For the season, Wilson’s Zone% is 44.1. In the past 30 days, it’s 43.2. That gives his lower walk rate a mirage-ish quality, which tells me he’s probably going to revert back to being himself very soon. And when Wilson is himself, he can be infuriating to watch.
Speaking of infuriating to watch, there’s Joe Blanton.
He’s been getting knocked around all season, and at this point I’ve given up believing the lies his FIP and xFIP have been telling about him being owed some good luck. The guy has mediocre stuff, and it speaks volumes that he hasn’t posted a BABIP under .300 since 2009. He’s hittable, plain and simple.
Tommy Hanson, meanwhile, was hard at work being something of a Blanton clone before he went on the disabled list with a forearm issue.
As expected, his velocity was on its way down for a third straight season, and his strikeout rate also took another turn for the worse. He’s a fly-ball pitcher who can’t miss bats at this point, and that’s not the kind of guy any team wants to put too much faith in.
With Wilson likely a ticking time bomb, Blanton all Blanton-y and Hanson all Hanson-y, what the Angels really need is for Jason Vargas to come back strong and pick up where he left off before he went on the disabled list with a blood clot. He was having a very strong season with a 3.65 ERA, and a 3.05 ERA in 11 starts since the third week of April.
If the Angels can get Weaver and Vargas making consistent starts together for what will feel like the first time all season, then they’re going to be able to rely on at least two guys. Wilson will be a wild card, but he’s certainly a better No. 3 starter than Blanton and Hanson.

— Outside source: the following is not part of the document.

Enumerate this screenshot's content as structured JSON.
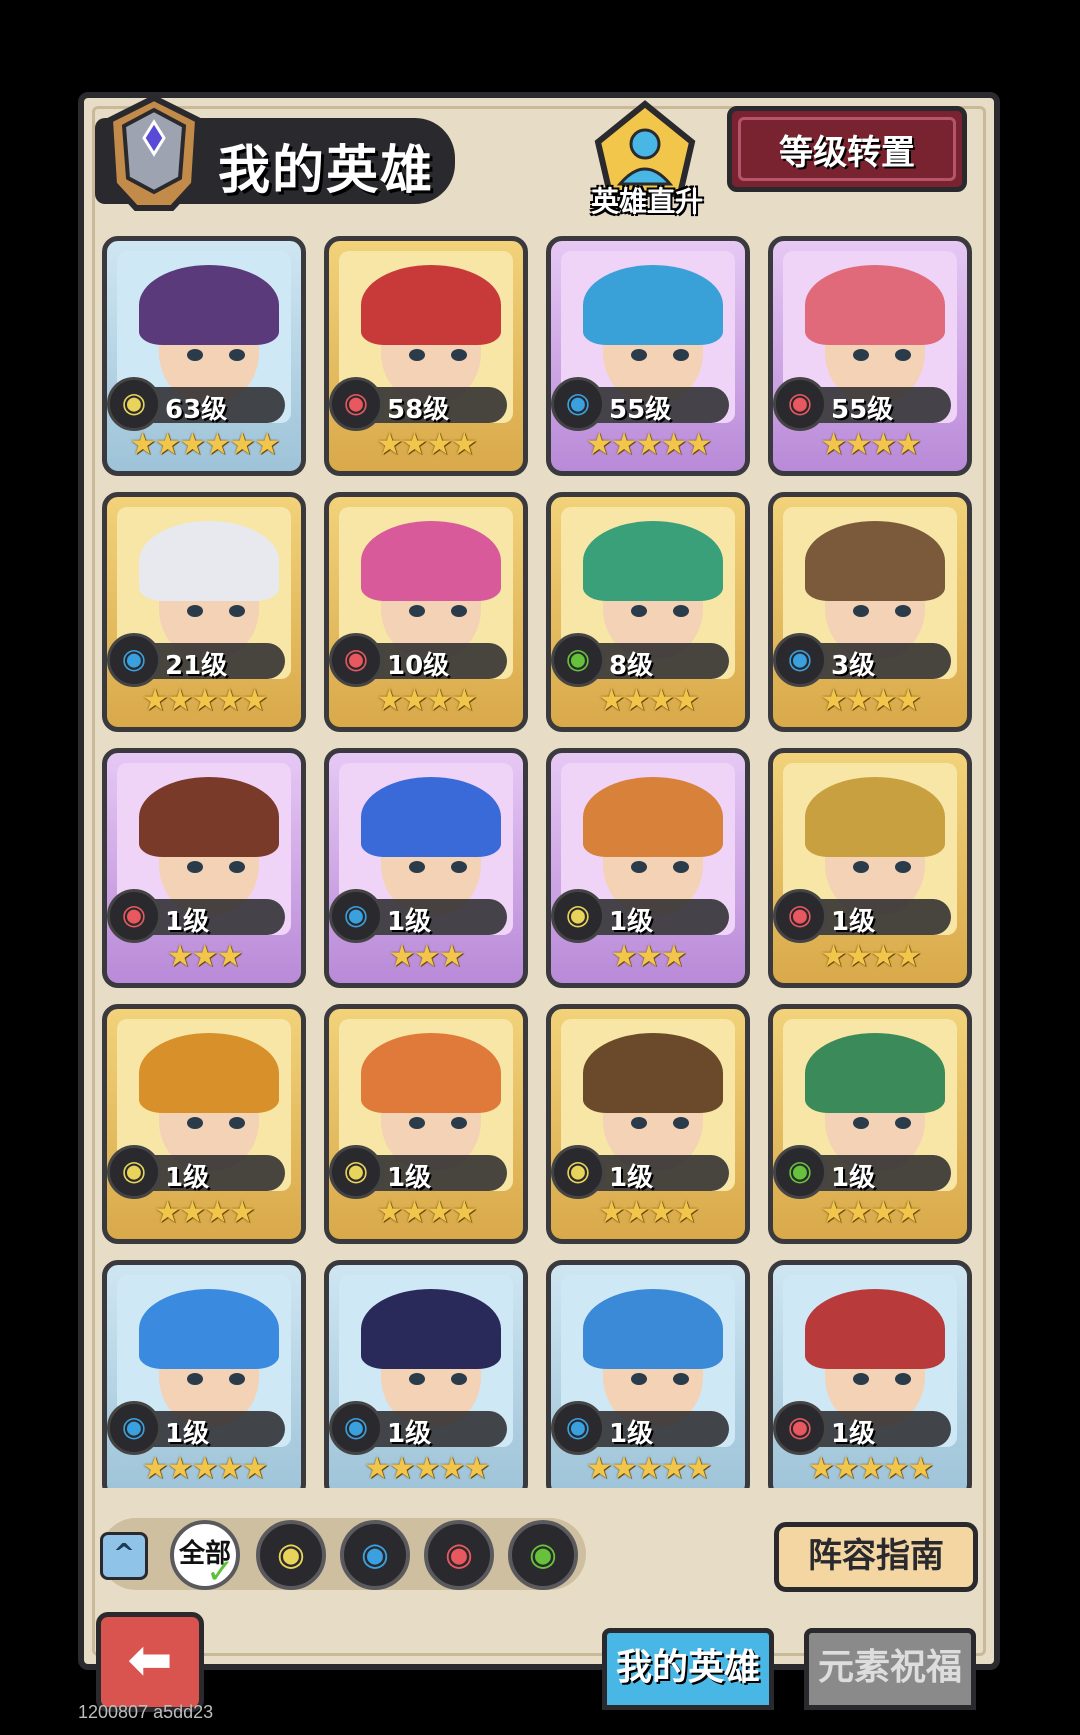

If it all comes together, the Angels’ rotation could be…decent.
So, let’s add up all the pieces: an offense that should be pretty good in large part because of a pricey star player who should be pretty good, a bullpen with a ninth-inning rock and a decent rotation.
Not a recipe for a world-beater, that, but that does sound like the recipe all of us had in mind for the Angels before the season. Point being that they should be a good team from here to the end, if not necessarily a great team.
The bad news? That’s that “good” baseball likely won’t be enough to catch up to the Oakland A’s and Texas Rangers if they continue to play as well as they’ve played in the second half.
The good news? That’s that one or both of those teams could be overcome with injuries and/or other nasty things and make life much easier for the Angels.
The Angels won’t stay scorching hot forever, but they have a shot to save their season so long as they stay warm.
Note: Stats courtesy of Baseball-Reference.com unless otherwise noted.